The Reasoning Models Race Is Getting Weird

A year ago, chain-of-thought was a prompting technique. Now it's a product category.

OpenAI has o1. Anthropic has extended thinking. Google has... whatever they're calling it this week. Everyone's racing to build models that "think" before they answer.

I've been using all of them. Here's what I've noticed.

What reasoning models actually do

They generate intermediate steps before giving you an answer. Sometimes you see those steps. Sometimes you don't.

The idea is simple: harder problems need more thinking. A model that works through the problem step by step makes fewer errors than one that jumps straight to the answer. This works. On math, coding, and logic problems, reasoning models beat their base versions by a lot.

The weird part is how much variation there is in execution.

The approaches diverge

OpenAI hides the chain of thought. You get the answer. The reasoning happens somewhere you can't see. They say this is for safety. Maybe. It also means you can't debug it when something goes wrong.

Anthropic shows you the thinking, at least partially. You can watch the model work through the problem. When it makes a mistake, you can see where.

Google changes their approach every few months, so I've stopped trying to keep track.

Where it matters

Reasoning models shine on problems with clear right answers. Math proofs. Code that needs to compile. Logic puzzles.

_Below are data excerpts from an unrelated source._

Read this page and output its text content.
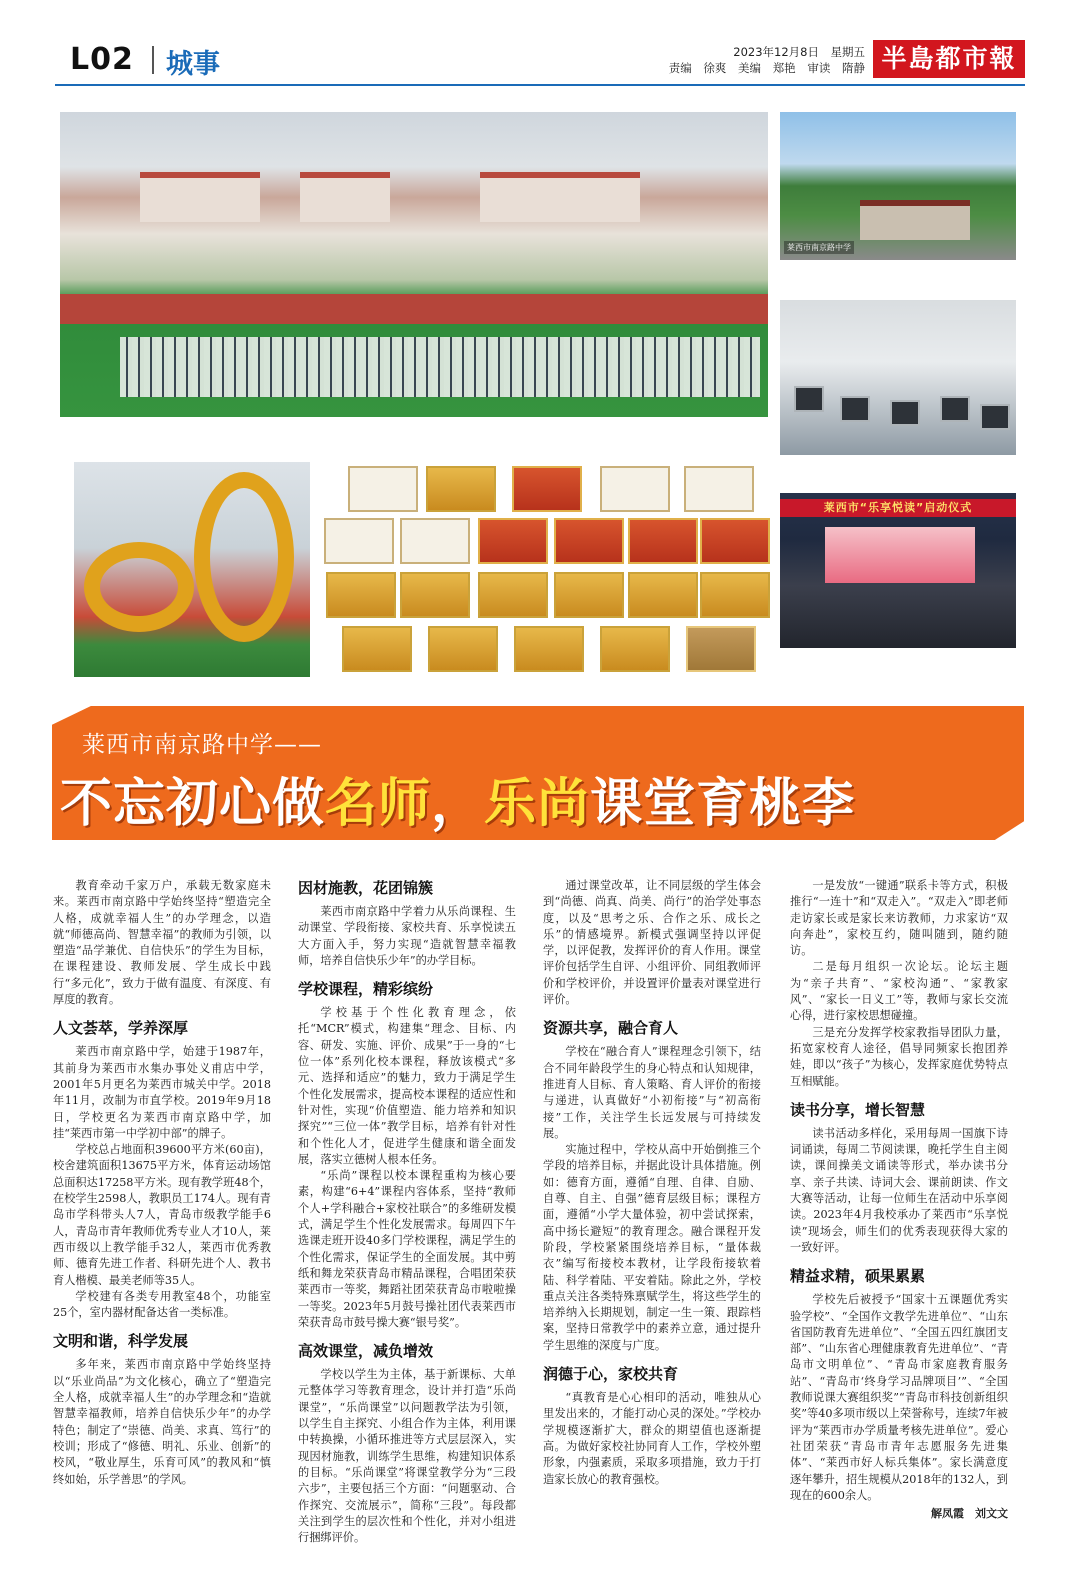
L02 城事	2023年12月8日　 星期五
责编 徐爽 美编 郑艳 审读 隋静 半島都市報
莱西市南京路中学
莱西市“乐享悦读”启动仪式
莱西市南京路中学——
不忘初心做名师，乐尚课堂育桃李

教育牵动千家万户，承载无数家庭未来。莱西市南京路中学始终坚持“塑造完全人格，成就幸福人生”的办学理念，以造就“师德高尚、智慧幸福”的教师为引领，以塑造“品学兼优、自信快乐”的学生为目标，在课程建设、教师发展、学生成长中践行“多元化”，致力于做有温度、有深度、有厚度的教育。

人文荟萃，学养深厚

莱西市南京路中学，始建于1987年，其前身为莱西市水集办事处义甫店中学，2001年5月更名为莱西市城关中学。2018年11月，改制为市直学校。2019年9月18日，学校更名为莱西市南京路中学，加挂“莱西市第一中学初中部”的牌子。

学校总占地面积39600平方米(60亩)，校舍建筑面积13675平方米，体育运动场馆总面积达17258平方米。现有教学班48个，在校学生2598人，教职员工174人。现有青岛市学科带头人7人，青岛市级教学能手6人，青岛市青年教师优秀专业人才10人，莱西市级以上教学能手32人，莱西市优秀教师、德育先进工作者、科研先进个人、教书育人楷模、最美老师等35人。

学校建有各类专用教室48个，功能室25个，室内器材配备达省一类标准。

文明和谐，科学发展

多年来，莱西市南京路中学始终坚持以“乐业尚品”为文化核心，确立了“塑造完全人格，成就幸福人生”的办学理念和“造就智慧幸福教师，培养自信快乐少年”的办学特色；制定了“崇德、尚美、求真、笃行”的校训；形成了“修德、明礼、乐业、创新”的校风，“敬业厚生，乐育可风”的教风和“慎终如始，乐学善思”的学风。

因材施教，花团锦簇

莱西市南京路中学着力从乐尚课程、生动课堂、学段衔接、家校共育、乐享悦读五大方面入手，努力实现“造就智慧幸福教师，培养自信快乐少年”的办学目标。

学校课程，精彩缤纷

学校基于个性化教育理念，依托“MCR”模式，构建集“理念、目标、内容、研发、实施、评价、成果”于一身的“七位一体”系列化校本课程，释放该模式“多元、选择和适应”的魅力，致力于满足学生个性化发展需求，提高校本课程的适应性和针对性，实现“价值塑造、能力培养和知识探究”“三位一体”教学目标，培养有针对性和个性化人才，促进学生健康和谐全面发展，落实立德树人根本任务。

“乐尚”课程以校本课程重构为核心要素，构建“6+4”课程内容体系，坚持“教师个人+学科融合+家校社联合”的多维研发模式，满足学生个性化发展需求。每周四下午选课走班开设40多门学校课程，满足学生的个性化需求，保证学生的全面发展。其中剪纸和舞龙荣获青岛市精品课程，合唱团荣获莱西市一等奖，舞蹈社团荣获青岛市啦啦操一等奖。2023年5月鼓号操社团代表莱西市荣获青岛市鼓号操大赛“银号奖”。

高效课堂，减负增效

学校以学生为主体，基于新课标、大单元整体学习等教育理念，设计并打造“乐尚课堂”，“乐尚课堂”以问题教学法为引领，以学生自主探究、小组合作为主体，利用课中转换操，小循环推进等方式层层深入，实现因材施教，训练学生思维，构建知识体系的目标。“乐尚课堂”将课堂教学分为“三段六步”，主要包括三个方面：“问题驱动、合作探究、交流展示”，简称“三段”。每段都关注到学生的层次性和个性化，并对小组进行捆绑评价。

通过课堂改革，让不同层级的学生体会到“尚德、尚真、尚美、尚行”的治学处事态度，以及“思考之乐、合作之乐、成长之乐”的情感境界。新模式强调坚持以评促学，以评促教，发挥评价的育人作用。课堂评价包括学生自评、小组评价、同组教师评价和学校评价，并设置评价量表对课堂进行评价。

资源共享，融合育人

学校在“融合育人”课程理念引领下，结合不同年龄段学生的身心特点和认知规律，推进育人目标、育人策略、育人评价的衔接与递进，认真做好“小初衔接”与“初高衔接”工作，关注学生长远发展与可持续发展。

实施过程中，学校从高中开始倒推三个学段的培养目标，并据此设计具体措施。例如：德育方面，遵循“自理、自律、自励、自尊、自主、自强”德育层级目标；课程方面，遵循“小学大量体验，初中尝试探索，高中扬长避短”的教育理念。融合课程开发阶段，学校紧紧围绕培养目标，“量体裁衣”编写衔接校本教材，让学段衔接软着陆、科学着陆、平安着陆。除此之外，学校重点关注各类特殊禀赋学生，将这些学生的培养纳入长期规划，制定一生一策、跟踪档案，坚持日常教学中的素养立意，通过提升学生思维的深度与广度。

润德于心，家校共育

“真教育是心心相印的活动，唯独从心里发出来的，才能打动心灵的深处。”学校办学规模逐渐扩大，群众的期望值也逐渐提高。为做好家校社协同育人工作，学校外塑形象，内强素质，采取多项措施，致力于打造家长放心的教育强校。

一是发放“一键通”联系卡等方式，积极推行“一连十”和“双走入”。“双走入”即老师走访家长或是家长来访教师，力求家访“双向奔赴”，家校互约，随叫随到，随约随访。

二是每月组织一次论坛。论坛主题为“亲子共育”、“家校沟通”、“家教家风”、“家长一日义工”等，教师与家长交流心得，进行家校思想碰撞。

三是充分发挥学校家教指导团队力量，拓宽家校育人途径，倡导同频家长抱团养娃，即以“孩子”为核心，发挥家庭优势特点互相赋能。

读书分享，增长智慧

读书活动多样化，采用每周一国旗下诗词诵读，每周二节阅读课，晚托学生自主阅读，课间操美文诵读等形式，举办读书分享、亲子共读、诗词大会、课前朗读、作文大赛等活动，让每一位师生在活动中乐享阅读。2023年4月我校承办了莱西市“乐享悦读”现场会，师生们的优秀表现获得大家的一致好评。

精益求精，硕果累累

学校先后被授予“国家十五课题优秀实验学校”、“全国作文教学先进单位”、“山东省国防教育先进单位”、“全国五四红旗团支部”、“山东省心理健康教育先进单位”、“青岛市文明单位”、“青岛市家庭教育服务站”、“青岛市‘终身学习品牌项目’”、“全国教师说课大赛组织奖”“青岛市科技创新组织奖”等40多项市级以上荣誉称号，连续7年被评为“莱西市办学质量考核先进单位”。爱心社团荣获“青岛市青年志愿服务先进集体”、“莱西市好人标兵集体”。家长满意度逐年攀升，招生规模从2018年的132人，到现在的600余人。

解凤霞　刘文文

They're less obviously better on fuzzy problems. "Write me a marketing email" doesn't have intermediate steps the same way "solve this equation" does.

I've found them most useful for code review. Point a reasoning model at a pull request and ask what could go wrong. It catches things I miss. The extended thinking time is worth it.

The cost question

Reasoning takes tokens. Lots of them. The thinking isn't free.

For one-off complex problems, this is fine. For high-volume production use, you're paying 5-10x more per request. That changes the math on a lot of applications.

What I expect next

Reasoning will get faster and cheaper. It always does.

The more interesting question is whether the thinking becomes something you can inspect and trust, or stays a black box. Right now we're heading toward black boxes. I hope that changes.